Kehadiran film musikal Petualangan Sherina (1999) menjadi titik tolak baru kebangkitan film Indonesia. Setelah sempat meredup selama beberapa tahun semenjak awal 90-an, industri film tanah air mulai bangkit dari tidur panjangnya. Menurut Yan Widjaja, film yang disutradarai oleh Riri Riza ini mampu mendatangkan 1,6 juta penonton ke bioskop. Kesuksesan film yang dibintangi Sherina Munaf ini membuka babak baru perfilman Indonesia.
Pada tahun 2001, Nicholas Saputra dan Dian Sastro tampil menjadi icon baru dunia film Indonesia. Berkat aktingnya yang memukau, film Ada Apa dengan Cinta? Meledak di pasar film Indonesia dan berhasil menggaet 2,6 juta penonton. Bahkan sang sutradara, Rudi Soedjarwo, berhasil meraih piala citra pada FFI 2004 kategori sutradara terbaik.
Yan Widjaja mengungkapkan, semenjak kesuksesan Ada Apa dengan Cinta?, film Indonesia perlahan-lahan mulai bangkit. Beberapa sineas muda pun lahir dengan karyanya yang cukup berkualitas, diantaranya ialah Rudi Soedjarwo, Riri Riza, Nia Dinata, Hanung Bramantyo, John de Rantau dan banyak lainnya.
Bangkitnya film Indonesia juga ditandai dengan penyelenggaraan kembali Festival Film Indonesia. Tahun 2004 FFI bangkit dari tidur panjangnya selama 14 tahun. Pada saat itu, Film garapan Nia Dinata yang berjudul Arisan! (2003) menjadi film terbaik pilihan dewan juri. Pasar bioskop kembali menggeliat. Produksi film Indonesia mulai meningkat. Era tahun 2000-an, film-film karya anak bangsa kembali diproduksi. Kita tentu mengenal beberapa karya yang fenomenal seperti Eiffel I’m in Love (2003), Gie (2005), Berbagi Suami (2005), Nagabonar Jadi 2 (2007), Ayat-ayat Cinta (2008) dan Laskar Pelangi (2008).
Hingga saat ini, perkembangan film Indonesia semakin meningkat dan membanggakan. Setidaknya hal itu yang diungkapkan oleh Deddy Mizwar kepada penulis beberapa waktu silam.

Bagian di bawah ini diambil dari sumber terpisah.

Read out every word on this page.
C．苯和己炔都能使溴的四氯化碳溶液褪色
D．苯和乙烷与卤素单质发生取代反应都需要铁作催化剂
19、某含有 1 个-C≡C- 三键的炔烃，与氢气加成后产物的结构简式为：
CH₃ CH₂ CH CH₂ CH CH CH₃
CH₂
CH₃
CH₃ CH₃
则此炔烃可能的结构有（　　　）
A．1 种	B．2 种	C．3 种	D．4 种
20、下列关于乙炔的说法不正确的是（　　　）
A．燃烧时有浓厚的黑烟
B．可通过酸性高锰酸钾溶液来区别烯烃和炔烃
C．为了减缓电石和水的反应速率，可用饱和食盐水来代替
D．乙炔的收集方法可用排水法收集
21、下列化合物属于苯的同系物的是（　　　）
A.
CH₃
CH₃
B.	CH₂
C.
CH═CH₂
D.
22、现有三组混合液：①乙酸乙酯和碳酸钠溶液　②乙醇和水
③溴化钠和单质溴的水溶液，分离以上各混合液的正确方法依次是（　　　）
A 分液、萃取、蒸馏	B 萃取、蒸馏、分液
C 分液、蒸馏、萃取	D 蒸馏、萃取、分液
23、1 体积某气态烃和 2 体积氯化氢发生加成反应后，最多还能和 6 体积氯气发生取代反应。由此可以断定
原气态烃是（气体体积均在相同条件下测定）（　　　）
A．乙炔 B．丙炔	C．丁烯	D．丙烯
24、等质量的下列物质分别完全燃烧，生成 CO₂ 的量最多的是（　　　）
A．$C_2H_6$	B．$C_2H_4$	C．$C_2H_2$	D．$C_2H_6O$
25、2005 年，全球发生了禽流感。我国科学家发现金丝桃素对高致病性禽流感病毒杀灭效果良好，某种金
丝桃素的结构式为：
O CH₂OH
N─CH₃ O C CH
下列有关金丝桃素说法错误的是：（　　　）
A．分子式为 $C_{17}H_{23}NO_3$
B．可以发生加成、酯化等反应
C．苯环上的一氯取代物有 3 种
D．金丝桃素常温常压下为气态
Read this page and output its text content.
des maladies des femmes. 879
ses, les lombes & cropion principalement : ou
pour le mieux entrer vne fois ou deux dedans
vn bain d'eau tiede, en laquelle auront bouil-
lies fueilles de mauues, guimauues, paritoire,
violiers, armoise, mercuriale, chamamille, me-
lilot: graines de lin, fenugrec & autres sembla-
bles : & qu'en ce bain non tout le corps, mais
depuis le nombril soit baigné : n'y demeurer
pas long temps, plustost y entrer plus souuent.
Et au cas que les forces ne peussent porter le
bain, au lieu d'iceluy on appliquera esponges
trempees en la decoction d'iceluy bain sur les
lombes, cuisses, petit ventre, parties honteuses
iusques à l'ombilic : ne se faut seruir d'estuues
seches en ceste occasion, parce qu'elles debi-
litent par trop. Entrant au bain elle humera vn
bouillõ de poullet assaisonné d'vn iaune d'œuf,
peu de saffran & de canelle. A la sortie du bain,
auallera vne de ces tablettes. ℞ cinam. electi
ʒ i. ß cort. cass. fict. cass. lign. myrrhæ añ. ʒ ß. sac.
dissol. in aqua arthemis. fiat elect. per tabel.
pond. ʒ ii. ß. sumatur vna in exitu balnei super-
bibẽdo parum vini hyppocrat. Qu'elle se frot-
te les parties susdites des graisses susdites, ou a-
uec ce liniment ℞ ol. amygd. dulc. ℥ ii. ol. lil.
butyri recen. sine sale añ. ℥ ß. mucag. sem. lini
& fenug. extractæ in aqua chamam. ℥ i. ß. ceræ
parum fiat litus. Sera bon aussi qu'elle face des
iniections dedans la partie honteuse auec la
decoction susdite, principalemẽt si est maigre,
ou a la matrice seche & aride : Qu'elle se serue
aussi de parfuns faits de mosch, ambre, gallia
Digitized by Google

“Perkembangan film Indonesia saat ini sudah semakin baik. Dari segi teknis tentunya sangat jauh berbeda dari beberapa tahun ke belakang. Walaupun kualitasnya masih dipertanyakan, dari segi kuantitas, jumlah film Indonesia saat ini sudah meningkat pesat”, ujar Deddy Mizwar.
Hal senada juga disampaikan oleh Yan Widjaja. Menurut Yan, film Indonesia mencapai rekornya pada tahun 2008. Berdasarkan data yang ia peroleh, Yan menyimpulkan bahwa sepanjang tahun 2008 diproduksi sebanyak 87 judul film. Hal ini berarti, pada 2008 rata-rata diproduksi 2 judul film per minggu.
“Hal ini tentu sangat menggembirakan bagi perkembangan industri film di Indonesia. Yah…, walaupun belum tentu semua film yang diproduksi itu berkualitas, tapi setidaknya, secara kuantitas, geliat film Indonesia sudah kembali bangkit dan menampakkan taringnya”, Ujar Yan Widjaja yang juga ketua dewan Juri Festival Film Jakarta 2008.